A tornado warning half an hour before the Story County campaign office of Sen. Sam Brownback, R-Kan., opened did not stop more than 60 people from coming to see the presidential hopeful.

“This is perfect,” Brownback said of the weather upon his arrival. The senator said to his supporters that a tornado was the perfect way to welcome a person from Kansas.

“We’ve been taking the road to Ames,” Brownback said.

The opening of his campaign office, 526 Main St., was the last stop in a four-day, 27-city bus tour through Iowa.

Brownback spoke for approximately 15 minutes, focusing mostly on his strong anti-abortion stance, urging his audience not to compromise their values when they cast their votes for president.

“Sam is a true leader in human rights – real human rights,” said Bud Montang, of Ames, who introduced Brownback. “He’s also worked hard to ensure that we confirm the right judges who interpret the law and not legislate from the bench.”

Brownback said he saw in his supporters a desire for anti-abortion candidates to be unapologetic about their stance, and instead of merely saying that “family values” were important to them, trusting supporters to infer a anti-abortion position from those words.

“They want somebody that will stand up and say they are pro-life, from beginning to natural end,” he said. “From the womb to Darfur to whoever the person is. All human life is sacred, it’s unique, it’s beautiful.”

He said to his supporters that this country is only “one justice away” from overturning Roe v. Wade. He said he wanted to be the president who appointed the next supreme court justice who would make that possible.

“We’ve got to get the basics right,” Brownback said, referring to those “basics” as life, faith, family – including defining marriage as exclusively between a man and a woman – and freedom.

Brownback said rebuilding those basics was important to winning the “long-term war with Islamic fascism.”

The “Islamic fascists,” Brownback said, are not all Muslims or even a majority, but they are, he said, “a dedicated minority.”

He said in order to win the war, Americans needed to be strong and clear-minded, fighting aggressively, staying on the offensive.

Brownback talked about his desire to limit federal spending, and closed by encouraging supporters to have hopeful, optimistic ideas for America.

The senator, in addition to Sen. Joe Biden, D-Del., have proposed a bill that supports advising the Iraqi government to form three independant states, one for the Sunni population, one for Shiites and a third for Kurds.

Brownback said the Iraqi constitution allows for the formation of three states.

“What I would do is really get the Sunni and Shia leaders together and say, ‘Look, we’ve got to do something. This is not working,'” he said. “And we don’t have a long time frame here, because every life is sacred to us, and we’re losing too many Americans in Iraq.”
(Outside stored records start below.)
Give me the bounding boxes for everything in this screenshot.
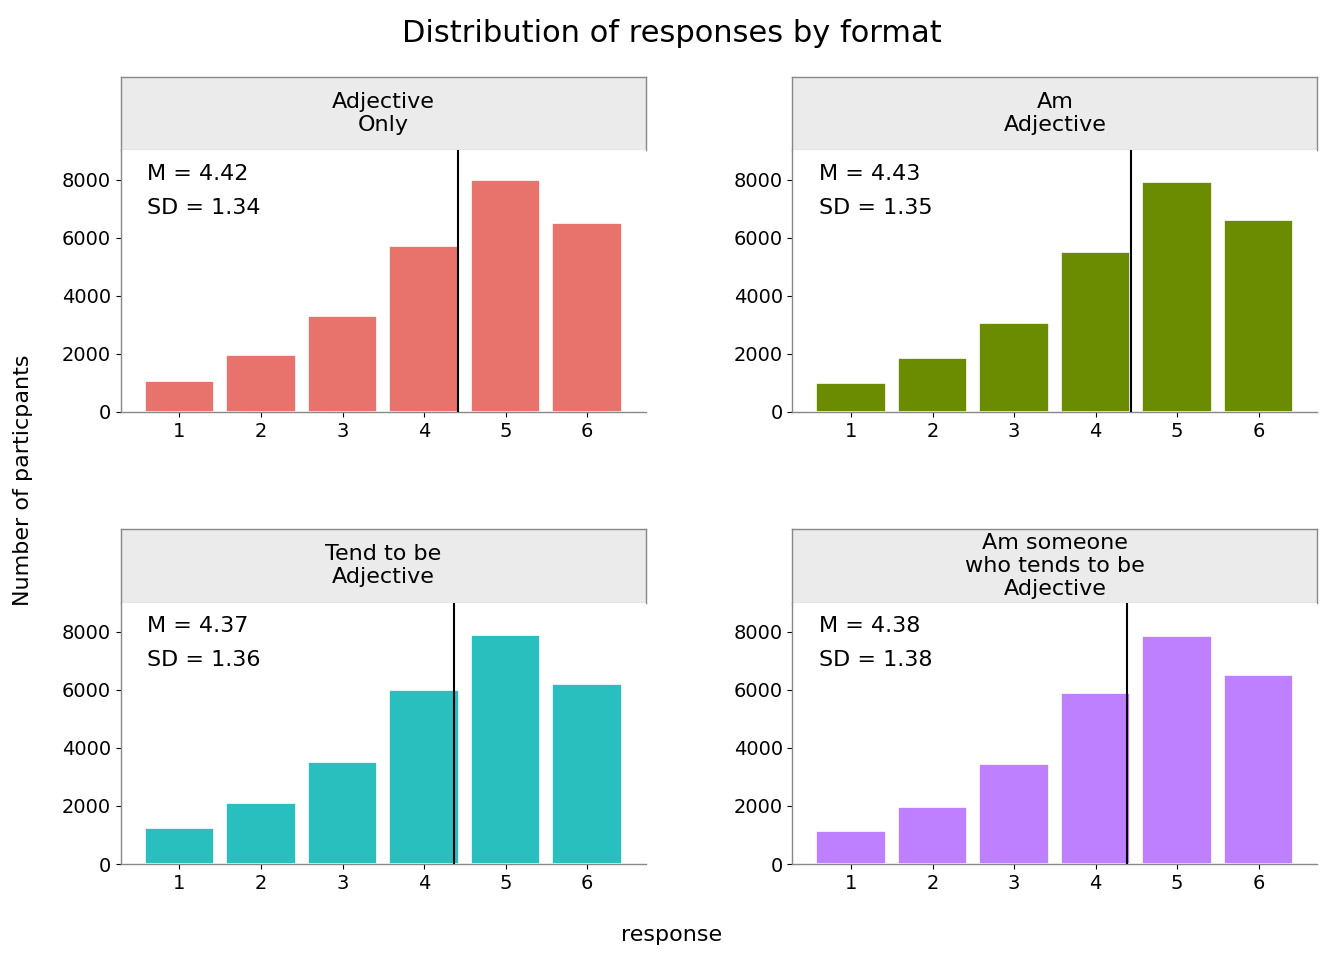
Bar (980, 764, 1048, 864)
Bar (898, 807, 968, 864)
Bar (1060, 252, 1130, 412)
Bar (390, 247, 458, 412)
Bar (898, 358, 968, 412)
Bar (390, 690, 458, 864)
Text: response: response (621, 924, 723, 945)
Bar (816, 383, 886, 412)
Text: M = 4.38: M = 4.38 (818, 615, 921, 636)
Bar (552, 223, 622, 412)
Bar (226, 355, 296, 412)
Text: Distribution of responses by format: Distribution of responses by format (402, 19, 942, 48)
Bar (1224, 220, 1293, 412)
Bar (980, 324, 1048, 412)
Bar (552, 684, 622, 864)
Bar (145, 381, 214, 412)
Bar (1224, 675, 1293, 864)
Bar (1142, 182, 1212, 412)
Bar (308, 762, 378, 864)
Bar (308, 316, 378, 412)
Bar (226, 803, 296, 864)
Text: M = 4.42: M = 4.42 (148, 163, 249, 183)
Text: SD = 1.34: SD = 1.34 (148, 198, 261, 218)
Text: SD = 1.36: SD = 1.36 (148, 650, 261, 670)
Bar (1142, 636, 1212, 864)
Bar (470, 635, 540, 864)
Bar (145, 828, 214, 864)
Text: M = 4.43: M = 4.43 (818, 163, 921, 183)
Text: Tend to be
Adjective: Tend to be Adjective (325, 544, 441, 588)
Bar (1060, 693, 1130, 864)
Text: SD = 1.38: SD = 1.38 (818, 650, 933, 670)
Text: Number of particpants: Number of particpants (13, 354, 34, 606)
Text: M = 4.37: M = 4.37 (148, 615, 249, 636)
Text: Am someone
who tends to be
Adjective: Am someone who tends to be Adjective (965, 533, 1145, 599)
Bar (816, 830, 886, 864)
Text: Am
Adjective: Am Adjective (1004, 92, 1106, 135)
Text: Adjective
Only: Adjective Only (332, 92, 434, 135)
Text: SD = 1.35: SD = 1.35 (818, 198, 933, 218)
Bar (470, 180, 540, 412)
During the Republican primary debate in Columbia, S.C., Brownback said in the hypothetical situation of having a terrorist in custody who had information concerning a nuclear threat to the United States, he would do whatever was possible to get the information – including aggressive means of interrogation such as water boarding.

When asked how he reconciled “aggressive means of interrogation” with his strong commitment to the sanctity of all human life, Brownback said the large number of human lives at stake would necessitate what he said was similar to “a just war doctrine,” where some kind of action needed to be taken to protect others.